I wasn’t among the crowd clamoring for Korey Lee to replace Yasmani Grandal after the White Sox acquired him in the Kendall Graveman trade. The White Sox traded for Lee while he was recovering from an oblique strain, so it made sense to wait until he proved himself fully healthy and regained his timing.
He appears to have done the former, but I’m not convinced about the latter. He struck out 22 times in his first 55 plate appearances in Charlotte. He’s done so against one extra-base hit, so it’s not like he’s absorbing the downside of an all-or-nothing approach. He’s also done so against just three walks, so it’s not like he’s intentional about his pitch selection and deep counts backfire against him. There’s just a lot of swinging and missing — or swinging and mis-hitting — going on.

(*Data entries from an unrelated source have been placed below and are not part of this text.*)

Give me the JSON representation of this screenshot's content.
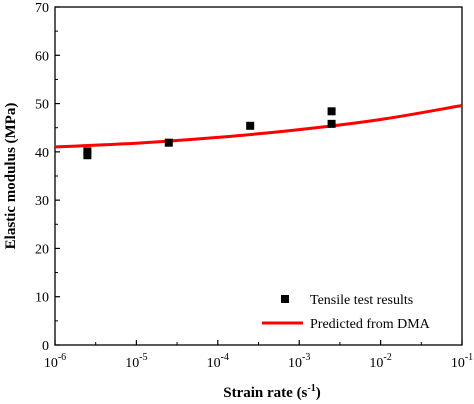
{
  "chart_data": {
    "type": "scatter",
    "xlabel": {
      "base": "Strain rate (s",
      "sup": "-1",
      "tail": ")"
    },
    "ylabel": "Elastic modulus (MPa)",
    "x_scale": "log",
    "xlim": [
      1e-06,
      0.1
    ],
    "ylim": [
      0,
      70
    ],
    "grid": false,
    "legend_position": "bottom-right",
    "x_ticks": [
      {
        "value": 1e-06,
        "base": "10",
        "exp": "-6"
      },
      {
        "value": 1e-05,
        "base": "10",
        "exp": "-5"
      },
      {
        "value": 0.0001,
        "base": "10",
        "exp": "-4"
      },
      {
        "value": 0.001,
        "base": "10",
        "exp": "-3"
      },
      {
        "value": 0.01,
        "base": "10",
        "exp": "-2"
      },
      {
        "value": 0.1,
        "base": "10",
        "exp": "-1"
      }
    ],
    "y_ticks": [
      0,
      10,
      20,
      30,
      40,
      50,
      60,
      70
    ],
    "series": [
      {
        "name": "Tensile test results",
        "kind": "scatter",
        "marker": "square",
        "color": "#000000",
        "points": [
          {
            "x": 2.5e-06,
            "y": 39.3
          },
          {
            "x": 2.5e-06,
            "y": 40.1
          },
          {
            "x": 2.5e-05,
            "y": 41.9
          },
          {
            "x": 0.00025,
            "y": 45.4
          },
          {
            "x": 0.0025,
            "y": 45.8
          },
          {
            "x": 0.0025,
            "y": 48.4
          }
        ]
      },
      {
        "name": "Predicted from DMA",
        "kind": "line",
        "color": "#ff0000",
        "points": [
          {
            "x": 1e-06,
            "y": 41.0
          },
          {
            "x": 1e-05,
            "y": 41.8
          },
          {
            "x": 0.0001,
            "y": 43.0
          },
          {
            "x": 0.001,
            "y": 44.6
          },
          {
            "x": 0.01,
            "y": 46.7
          },
          {
            "x": 0.1,
            "y": 49.6
          }
        ]
      }
    ]
  }
}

Nevertheless, we can refer to Lee’s Charlotte experience in past tense for the time being, because the White Sox called him up to Chicago. He’s not replacing Grandal, but Carlos Pérez, who returns to Triple-A.

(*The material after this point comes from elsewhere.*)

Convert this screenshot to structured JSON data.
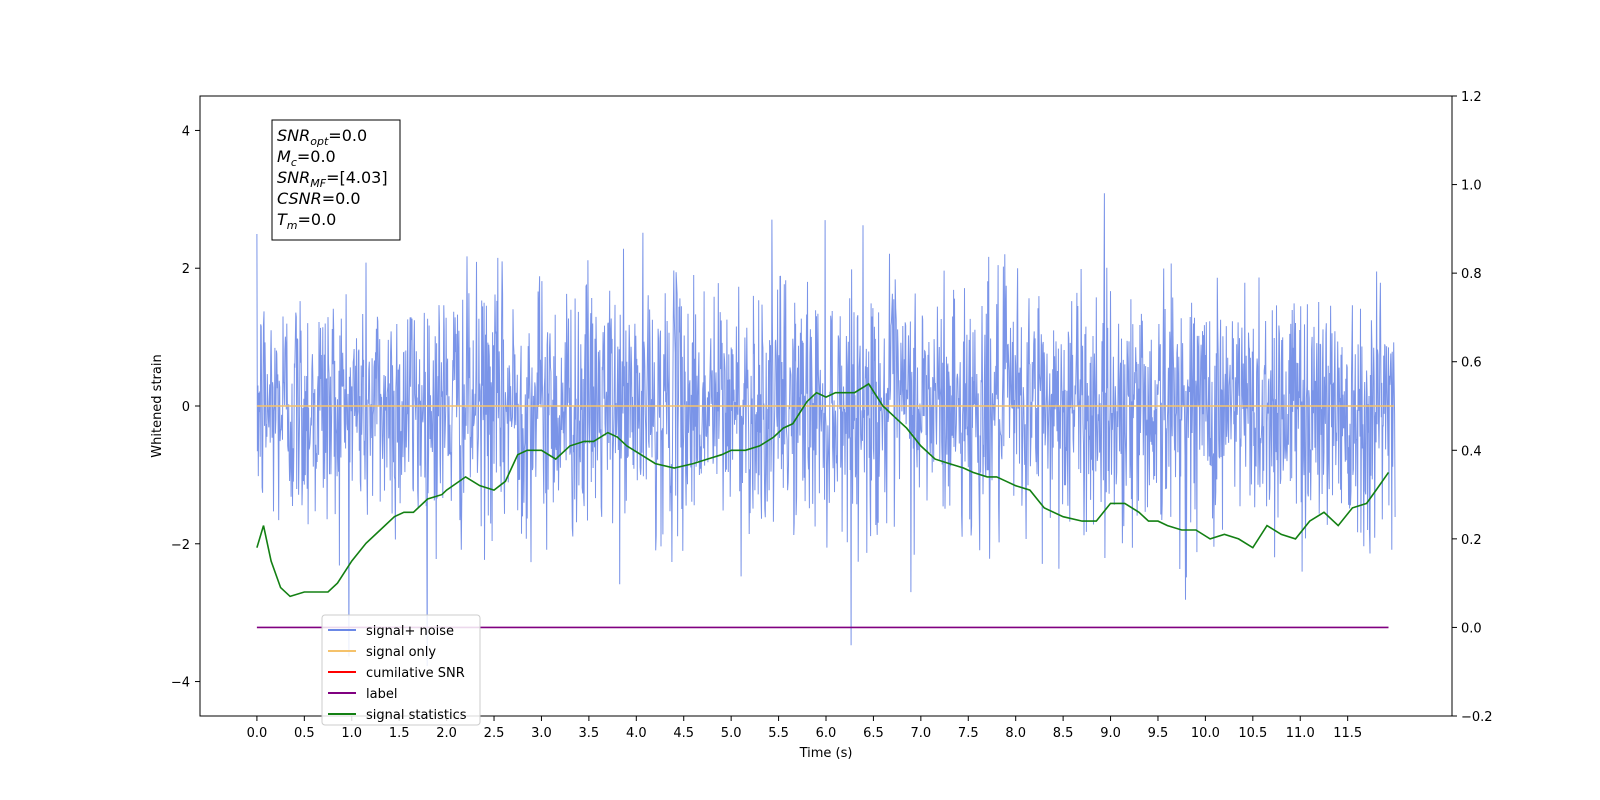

The White Sox’s continued disregard for Pérez is strange, especially since he’d actually been hitting in August. He’d been 5-for-14 with two doubles over six games this month, and 5-for-11 in games he started. He makes enough contact to have those kinds of hot streaks, but perhaps the Sox don’t like the other parts of his game enough to let him get on BABIP rolls.
Lee offers a stronger arm and a lot more speed — he might be the White Sox’s fastest catcher since Ray Schalk — but if his recent form hangs around, his plate appearances aren’t going to be all that promising. (As for his receiving, it’s hard to judge in a small sample because half of Charlotte’s games are determined by ABS.)

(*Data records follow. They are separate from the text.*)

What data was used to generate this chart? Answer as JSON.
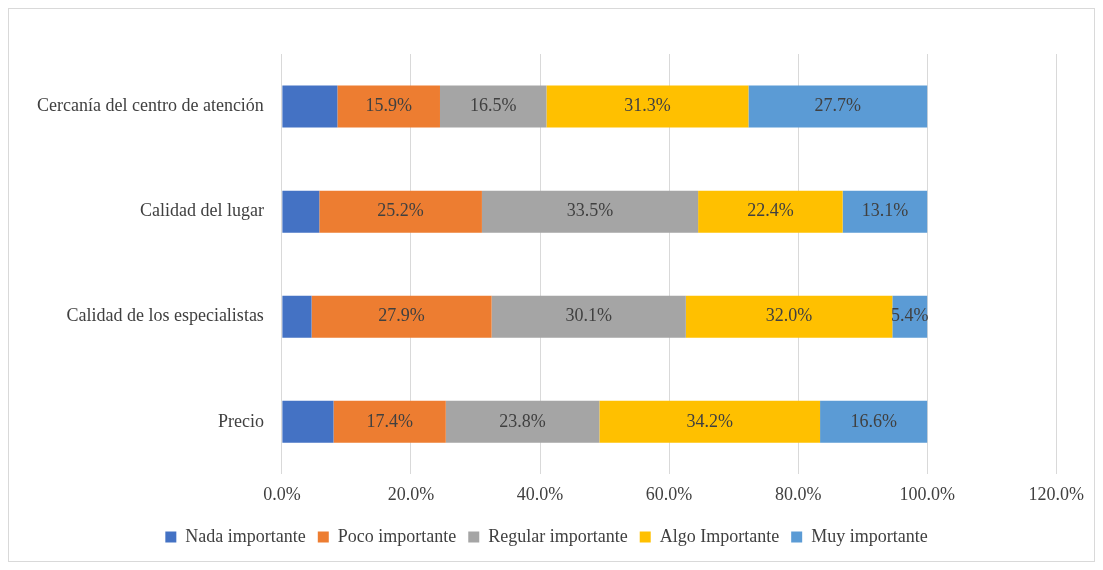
{
  "chart_data": {
    "type": "bar",
    "orientation": "horizontal",
    "stacked": true,
    "categories": [
      "Cercanía del centro de atención",
      "Calidad del lugar",
      "Calidad de los especialistas",
      "Precio"
    ],
    "series": [
      {
        "name": "Nada importante",
        "color": "#4472c4",
        "values": [
          8.6,
          5.8,
          4.6,
          8.0
        ],
        "value_labels": [
          null,
          null,
          null,
          null
        ]
      },
      {
        "name": "Poco importante",
        "color": "#ed7d31",
        "values": [
          15.9,
          25.2,
          27.9,
          17.4
        ],
        "value_labels": [
          "15.9%",
          "25.2%",
          "27.9%",
          "17.4%"
        ]
      },
      {
        "name": "Regular importante",
        "color": "#a5a5a5",
        "values": [
          16.5,
          33.5,
          30.1,
          23.8
        ],
        "value_labels": [
          "16.5%",
          "33.5%",
          "30.1%",
          "23.8%"
        ]
      },
      {
        "name": "Algo Importante",
        "color": "#ffc000",
        "values": [
          31.3,
          22.4,
          32.0,
          34.2
        ],
        "value_labels": [
          "31.3%",
          "22.4%",
          "32.0%",
          "34.2%"
        ]
      },
      {
        "name": "Muy importante",
        "color": "#5b9bd5",
        "values": [
          27.7,
          13.1,
          5.4,
          16.6
        ],
        "value_labels": [
          "27.7%",
          "13.1%",
          "5.4%",
          "16.6%"
        ]
      }
    ],
    "xlim": [
      0,
      120
    ],
    "xticks": [
      {
        "value": 0,
        "label": "0.0%"
      },
      {
        "value": 20,
        "label": "20.0%"
      },
      {
        "value": 40,
        "label": "40.0%"
      },
      {
        "value": 60,
        "label": "60.0%"
      },
      {
        "value": 80,
        "label": "80.0%"
      },
      {
        "value": 100,
        "label": "100.0%"
      },
      {
        "value": 120,
        "label": "120.0%"
      }
    ],
    "grid": "x",
    "legend": "bottom"
  }
}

In defense of the decision, there may never be a perfect time to call up Lee. The season is over in a month, the Sox have two other catchers on the 40-man under team control next year, and Edgar Quero is meeting the hype in Birmingham after coming over from Anaheim in the Lucas Giolito trade. The White Sox may want to take the longest possible look at Lee to understand what he might have to offer the 2024 team, even if the early returns aren’t likely to be successful.
Then again, that’s kinda what I thought the Sox were doing with Pérez, but he’s made just four starts behind the plate over three different stints. The White Sox have been reluctant to look at the future beyond Grandal, so if Lee’s the one that ultimately prompts them to turn the page, then Lee it is, ready or not.